New fashion and restaurant brands
The CEO said the new brands added to the group’s portfolio cover fashion, footwear, restaurants, and entertainment, including Footasylum, FitFlop, and Clarins, as well as Bobbi Brown, Wagamama, Ivy Asia, and Punjab Grill.
He noted that some brands have already opened in Saudi Arabia, with further expansion planned this year and next.
85 brands under the group
Apparel Group manages 85 global brands and over 2,500 stores across Saudi Arabia, the UAE, Bahrain, Qatar, and Oman.
The company has also expanded strategically into India, South Africa, Singapore, and Indonesia, as well as Thailand, Malaysia, and Egypt.
Its portfolio includes internationally renowned fashion, footwear, and lifestyle brands such as Tommy Hilfiger, Charles & Keith, Skechers, Aldo, Crocs, Calvin Klein and Aéropostale. The group also operates food and lifestyle brands including Tim Hortons, Jamie’s Italian, and Cold Stone Creamery, alongside beauty labels such as Inglot and Rituals.

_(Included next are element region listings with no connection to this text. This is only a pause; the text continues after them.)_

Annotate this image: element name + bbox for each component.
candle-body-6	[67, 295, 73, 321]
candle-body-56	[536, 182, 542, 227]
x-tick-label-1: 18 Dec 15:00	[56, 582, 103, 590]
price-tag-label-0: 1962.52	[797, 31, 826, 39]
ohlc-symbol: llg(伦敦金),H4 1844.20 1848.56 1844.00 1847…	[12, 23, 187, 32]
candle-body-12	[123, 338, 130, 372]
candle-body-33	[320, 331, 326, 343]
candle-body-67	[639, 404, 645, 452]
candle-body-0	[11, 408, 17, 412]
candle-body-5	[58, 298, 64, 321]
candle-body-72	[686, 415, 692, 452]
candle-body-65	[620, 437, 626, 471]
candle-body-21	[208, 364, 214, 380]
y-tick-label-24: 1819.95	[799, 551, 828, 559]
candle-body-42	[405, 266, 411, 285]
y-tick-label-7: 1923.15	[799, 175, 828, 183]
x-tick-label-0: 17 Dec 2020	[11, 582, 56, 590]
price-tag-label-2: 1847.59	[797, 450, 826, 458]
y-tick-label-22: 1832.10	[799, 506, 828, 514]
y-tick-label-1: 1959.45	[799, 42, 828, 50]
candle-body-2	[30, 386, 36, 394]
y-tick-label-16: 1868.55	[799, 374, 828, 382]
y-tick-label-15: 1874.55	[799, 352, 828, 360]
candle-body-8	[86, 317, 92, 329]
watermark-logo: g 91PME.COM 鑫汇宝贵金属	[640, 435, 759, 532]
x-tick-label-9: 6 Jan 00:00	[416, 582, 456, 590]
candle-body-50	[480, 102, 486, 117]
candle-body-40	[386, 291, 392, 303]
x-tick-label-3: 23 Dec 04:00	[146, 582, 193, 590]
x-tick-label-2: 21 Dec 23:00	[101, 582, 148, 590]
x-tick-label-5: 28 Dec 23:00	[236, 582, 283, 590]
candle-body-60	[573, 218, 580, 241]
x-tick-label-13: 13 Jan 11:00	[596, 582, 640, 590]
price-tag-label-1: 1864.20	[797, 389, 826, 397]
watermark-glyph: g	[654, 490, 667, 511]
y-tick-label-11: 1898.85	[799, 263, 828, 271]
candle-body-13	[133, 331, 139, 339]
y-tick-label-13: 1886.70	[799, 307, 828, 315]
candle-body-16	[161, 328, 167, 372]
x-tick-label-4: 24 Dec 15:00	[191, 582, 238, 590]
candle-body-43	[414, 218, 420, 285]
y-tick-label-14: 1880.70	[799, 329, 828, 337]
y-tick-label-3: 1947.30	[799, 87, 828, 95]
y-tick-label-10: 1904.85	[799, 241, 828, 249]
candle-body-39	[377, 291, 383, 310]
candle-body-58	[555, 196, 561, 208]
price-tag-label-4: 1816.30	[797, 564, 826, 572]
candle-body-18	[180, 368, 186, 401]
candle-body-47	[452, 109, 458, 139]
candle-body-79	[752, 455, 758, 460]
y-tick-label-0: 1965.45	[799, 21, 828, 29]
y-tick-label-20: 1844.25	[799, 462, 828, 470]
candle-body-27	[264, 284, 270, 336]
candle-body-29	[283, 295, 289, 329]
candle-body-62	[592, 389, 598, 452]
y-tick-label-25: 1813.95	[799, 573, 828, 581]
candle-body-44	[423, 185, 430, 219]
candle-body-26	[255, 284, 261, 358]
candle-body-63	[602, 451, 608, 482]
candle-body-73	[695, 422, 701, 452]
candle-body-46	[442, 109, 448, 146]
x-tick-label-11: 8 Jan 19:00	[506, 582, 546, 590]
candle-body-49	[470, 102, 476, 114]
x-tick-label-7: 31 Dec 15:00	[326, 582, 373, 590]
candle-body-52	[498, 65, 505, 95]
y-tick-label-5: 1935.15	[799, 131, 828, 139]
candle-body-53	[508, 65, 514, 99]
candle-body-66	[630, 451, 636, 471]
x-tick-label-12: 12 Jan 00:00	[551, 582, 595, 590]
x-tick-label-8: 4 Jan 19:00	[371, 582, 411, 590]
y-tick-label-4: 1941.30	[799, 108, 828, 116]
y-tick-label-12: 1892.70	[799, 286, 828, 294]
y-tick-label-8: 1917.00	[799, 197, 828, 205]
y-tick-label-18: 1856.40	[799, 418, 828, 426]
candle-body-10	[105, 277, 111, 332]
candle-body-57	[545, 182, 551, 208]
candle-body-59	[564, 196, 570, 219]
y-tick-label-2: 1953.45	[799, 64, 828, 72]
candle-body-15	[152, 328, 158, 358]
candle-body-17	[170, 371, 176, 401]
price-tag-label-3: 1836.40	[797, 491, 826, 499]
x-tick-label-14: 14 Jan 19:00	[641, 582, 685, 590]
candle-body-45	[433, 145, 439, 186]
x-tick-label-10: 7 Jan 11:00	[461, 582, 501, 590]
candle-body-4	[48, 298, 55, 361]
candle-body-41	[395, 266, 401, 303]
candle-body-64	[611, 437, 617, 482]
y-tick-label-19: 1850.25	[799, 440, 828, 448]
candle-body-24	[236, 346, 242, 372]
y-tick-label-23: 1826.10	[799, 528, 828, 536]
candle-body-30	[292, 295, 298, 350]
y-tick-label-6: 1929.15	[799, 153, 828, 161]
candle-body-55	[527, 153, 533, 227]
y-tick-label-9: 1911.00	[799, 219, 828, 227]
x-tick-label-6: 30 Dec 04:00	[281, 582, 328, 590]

R&B, its in-house label, is currently the fastest-growing brand in the region.
Securing locations in new centers
Teckchandani pointed out that the Saudi market is witnessing rapid expansion in the shopping mall sector, with 30 new centers expected to open by 2030, affirming that the group has secured strategic locations in several of these projects and aims to expand its store network in parallel with real estate growth in the retail sector.
He added that the group has also invested in operational infrastructure within Saudi Arabia, establishing a main distribution center in Riyadh to support supply chains, relocating to its new regional headquarters in Majdoul Tower, and expanding its logistics arm, “Connect Logistics,” as well as “Shopfit Interior,” a company specializing in store fit-outs.
He added that the parent company is prioritizing investment in advanced technology and AI, along with launching the unified SuperApp in the second quarter of 2026, and has appointed a group-level chief digital officer to support this phase, with results expected in the short to medium term.
Saudi expansion drives growth
Teckchandani emphasized that Saudi Arabia represents the group’s main growth engine in the coming years, supported by strong consumer demand, rapid development of shopping centers, and increasing contribution from digital commerce.
Apparel Group’s expansion comes amid a broader retail sector boom in Saudi Arabia, driven by rising consumer spending and accelerated development of malls under Vision 2030.
The retail sector is one of the largest non-oil contributors to GDP, with increasing growth in digital sales channels as companies integrate e-commerce with traditional stores to enhance operational efficiency and expand market share.
Major retailers are seeking to capitalize on population growth and rising purchasing power, alongside the expansion of hospitality and entertainment projects, boosting demand for global brands. Investments in logistics infrastructure and digital transformation have also become critical competitive factors, especially as e-commerce accounts for a growing share of total retail sales.